In less than eight months, the founder of Binance has grown his company from an idea into the world’s largest digital-asset exchange by traded value. He has vaulted from obscurity to the cover of Forbes magazine, steered Binance to a $200 million profit in its second quarter of existence, and amassed a personal fortune that he claims is worth as much as $2 billion.

But after a meteoric rise that defied financial orthodoxy (Binance doesn’t have a bank account or a public address), the 41-year-old coder-turned-exchange kingpin is now facing headwinds that threaten to send him -— and a big swathe of the cryptocurrency trading complex — back down to Earth.

Not only have the world’s virtual currencies lost more than half their value since crypto-mania peaked in January, but trading activity has slumped and hackers have stepped up attacks on cryptocurrency exchanges. Perhaps most worryingly for Binance — which like many of its peers has been operating with little to no oversight — regulators around the world are clamping down on the Wild West environment that enabled the venue’s breakneck growth.

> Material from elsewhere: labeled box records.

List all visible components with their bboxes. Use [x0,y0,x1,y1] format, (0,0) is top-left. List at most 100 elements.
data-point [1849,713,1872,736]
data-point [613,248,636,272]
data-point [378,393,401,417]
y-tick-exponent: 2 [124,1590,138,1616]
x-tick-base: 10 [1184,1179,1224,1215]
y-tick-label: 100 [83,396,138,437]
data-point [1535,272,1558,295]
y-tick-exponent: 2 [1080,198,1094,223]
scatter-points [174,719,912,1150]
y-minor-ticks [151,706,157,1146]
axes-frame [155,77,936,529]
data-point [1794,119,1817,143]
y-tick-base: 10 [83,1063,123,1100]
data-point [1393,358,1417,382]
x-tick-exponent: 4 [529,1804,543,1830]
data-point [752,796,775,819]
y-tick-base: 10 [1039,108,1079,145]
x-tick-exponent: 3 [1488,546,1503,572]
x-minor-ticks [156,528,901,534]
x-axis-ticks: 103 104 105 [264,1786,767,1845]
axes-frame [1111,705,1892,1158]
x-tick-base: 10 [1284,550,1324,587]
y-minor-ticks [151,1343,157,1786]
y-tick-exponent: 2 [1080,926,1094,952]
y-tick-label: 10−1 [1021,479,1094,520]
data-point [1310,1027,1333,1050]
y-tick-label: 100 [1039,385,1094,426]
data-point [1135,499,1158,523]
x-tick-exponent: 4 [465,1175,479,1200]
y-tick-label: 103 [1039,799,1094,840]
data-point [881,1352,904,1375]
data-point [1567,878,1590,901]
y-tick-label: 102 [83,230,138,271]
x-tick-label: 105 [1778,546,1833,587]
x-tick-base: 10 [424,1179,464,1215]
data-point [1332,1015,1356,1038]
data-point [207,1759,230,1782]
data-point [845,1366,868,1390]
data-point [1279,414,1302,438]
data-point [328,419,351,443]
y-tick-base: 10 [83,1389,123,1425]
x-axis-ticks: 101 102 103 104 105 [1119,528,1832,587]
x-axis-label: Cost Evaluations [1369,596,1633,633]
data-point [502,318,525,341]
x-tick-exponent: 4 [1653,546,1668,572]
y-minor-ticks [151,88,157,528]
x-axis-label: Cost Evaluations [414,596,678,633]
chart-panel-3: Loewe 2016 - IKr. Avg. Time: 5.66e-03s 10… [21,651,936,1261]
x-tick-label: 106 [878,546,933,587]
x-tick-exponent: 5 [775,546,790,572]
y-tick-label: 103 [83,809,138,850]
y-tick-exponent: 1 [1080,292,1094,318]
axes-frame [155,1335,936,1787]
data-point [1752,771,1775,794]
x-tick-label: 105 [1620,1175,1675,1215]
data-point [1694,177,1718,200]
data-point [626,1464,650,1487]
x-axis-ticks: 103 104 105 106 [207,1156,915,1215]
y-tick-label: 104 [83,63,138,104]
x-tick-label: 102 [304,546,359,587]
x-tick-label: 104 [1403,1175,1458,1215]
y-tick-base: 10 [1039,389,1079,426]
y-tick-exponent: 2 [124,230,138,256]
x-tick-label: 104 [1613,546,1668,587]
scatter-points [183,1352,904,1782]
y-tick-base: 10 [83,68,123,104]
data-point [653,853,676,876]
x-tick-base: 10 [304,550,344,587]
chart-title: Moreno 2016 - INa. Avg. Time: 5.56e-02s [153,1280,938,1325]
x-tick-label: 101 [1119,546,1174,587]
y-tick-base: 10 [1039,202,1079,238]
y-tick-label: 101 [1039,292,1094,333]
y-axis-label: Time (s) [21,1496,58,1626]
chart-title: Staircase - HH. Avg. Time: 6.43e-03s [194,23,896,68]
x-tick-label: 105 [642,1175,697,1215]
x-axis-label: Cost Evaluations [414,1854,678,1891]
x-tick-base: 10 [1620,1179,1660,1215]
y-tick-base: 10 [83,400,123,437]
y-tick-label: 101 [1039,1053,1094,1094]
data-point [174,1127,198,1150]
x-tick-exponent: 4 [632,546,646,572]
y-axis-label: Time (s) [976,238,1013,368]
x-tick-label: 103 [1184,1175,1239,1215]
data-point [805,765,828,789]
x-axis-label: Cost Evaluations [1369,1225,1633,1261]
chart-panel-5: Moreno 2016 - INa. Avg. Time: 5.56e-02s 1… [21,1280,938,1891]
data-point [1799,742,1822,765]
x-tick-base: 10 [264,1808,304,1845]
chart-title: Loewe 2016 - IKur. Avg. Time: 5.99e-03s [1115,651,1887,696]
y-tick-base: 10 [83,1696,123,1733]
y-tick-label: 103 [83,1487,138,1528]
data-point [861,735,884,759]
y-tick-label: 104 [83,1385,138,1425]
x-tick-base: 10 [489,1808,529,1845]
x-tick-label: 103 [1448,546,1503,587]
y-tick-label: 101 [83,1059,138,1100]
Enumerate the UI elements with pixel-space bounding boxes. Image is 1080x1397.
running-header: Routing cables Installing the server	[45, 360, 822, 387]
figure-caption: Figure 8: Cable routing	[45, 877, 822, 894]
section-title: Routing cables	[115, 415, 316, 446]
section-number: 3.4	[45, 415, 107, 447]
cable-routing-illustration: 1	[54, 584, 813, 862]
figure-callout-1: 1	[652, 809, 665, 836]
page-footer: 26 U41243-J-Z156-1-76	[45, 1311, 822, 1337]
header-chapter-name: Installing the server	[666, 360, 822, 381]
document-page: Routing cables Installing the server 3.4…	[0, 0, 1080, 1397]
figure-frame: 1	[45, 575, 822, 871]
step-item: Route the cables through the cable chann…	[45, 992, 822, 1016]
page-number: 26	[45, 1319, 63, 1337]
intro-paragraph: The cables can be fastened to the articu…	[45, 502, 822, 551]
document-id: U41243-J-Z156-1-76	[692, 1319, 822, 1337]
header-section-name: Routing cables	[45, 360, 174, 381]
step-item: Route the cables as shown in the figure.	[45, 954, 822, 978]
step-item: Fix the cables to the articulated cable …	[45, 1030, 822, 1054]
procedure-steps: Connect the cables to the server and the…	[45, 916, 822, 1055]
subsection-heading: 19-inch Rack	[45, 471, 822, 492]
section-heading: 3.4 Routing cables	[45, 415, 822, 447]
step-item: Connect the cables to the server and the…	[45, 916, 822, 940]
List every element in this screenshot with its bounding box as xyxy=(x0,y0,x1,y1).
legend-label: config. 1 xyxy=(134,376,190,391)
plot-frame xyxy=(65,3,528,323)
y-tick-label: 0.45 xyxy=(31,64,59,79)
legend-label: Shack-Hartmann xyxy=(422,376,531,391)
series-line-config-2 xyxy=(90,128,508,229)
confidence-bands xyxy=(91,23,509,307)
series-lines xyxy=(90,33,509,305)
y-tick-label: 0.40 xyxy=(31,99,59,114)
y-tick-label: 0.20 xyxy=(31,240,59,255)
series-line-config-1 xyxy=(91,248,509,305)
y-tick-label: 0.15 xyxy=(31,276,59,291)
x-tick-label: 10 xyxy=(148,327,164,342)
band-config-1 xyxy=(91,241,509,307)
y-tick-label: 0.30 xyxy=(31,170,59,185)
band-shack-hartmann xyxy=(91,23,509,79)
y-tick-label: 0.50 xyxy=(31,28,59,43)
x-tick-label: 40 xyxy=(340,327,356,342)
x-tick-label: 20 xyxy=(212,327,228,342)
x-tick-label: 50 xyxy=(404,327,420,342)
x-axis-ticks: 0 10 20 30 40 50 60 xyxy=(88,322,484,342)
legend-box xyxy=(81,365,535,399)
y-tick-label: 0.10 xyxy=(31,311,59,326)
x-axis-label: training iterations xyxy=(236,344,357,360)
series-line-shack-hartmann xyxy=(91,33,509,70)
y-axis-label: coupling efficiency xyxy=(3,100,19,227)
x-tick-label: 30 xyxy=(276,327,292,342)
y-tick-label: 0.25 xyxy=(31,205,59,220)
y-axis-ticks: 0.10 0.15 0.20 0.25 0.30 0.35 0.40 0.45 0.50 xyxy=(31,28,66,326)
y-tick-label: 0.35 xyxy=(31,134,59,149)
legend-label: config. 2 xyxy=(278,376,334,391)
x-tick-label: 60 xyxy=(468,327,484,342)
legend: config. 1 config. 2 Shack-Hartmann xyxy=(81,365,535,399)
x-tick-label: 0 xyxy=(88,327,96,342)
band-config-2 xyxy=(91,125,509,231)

Zhao abandoned his plan to build a base in Japan last month, following inquiries from the nation’s securities regulator that led to an official notice to stop operating in the country without a licence. Hong Kong’s Securities and Futures Commission has also issued warnings to Binance and several of its peers in recent months, telling the exchanges to refrain from trading cryptocurrencies that qualify as securities, a person familiar with the matter said. If any of this has shaken Zhao, he’s certainly not showing it. When news of the Japan warning emerged last week, he responded by sharing a Chinese proverb with his more than 139,000 Twitter followers: “New (often better) opportunities always emerge during times of change.”

In a series of interviews with Bloomberg News over the past two months, Zhao has described regulation as a risk for Binance but said that he wants to work with authorities. He also made it clear that he’s as optimistic as he’s ever been about cryptocurrencies.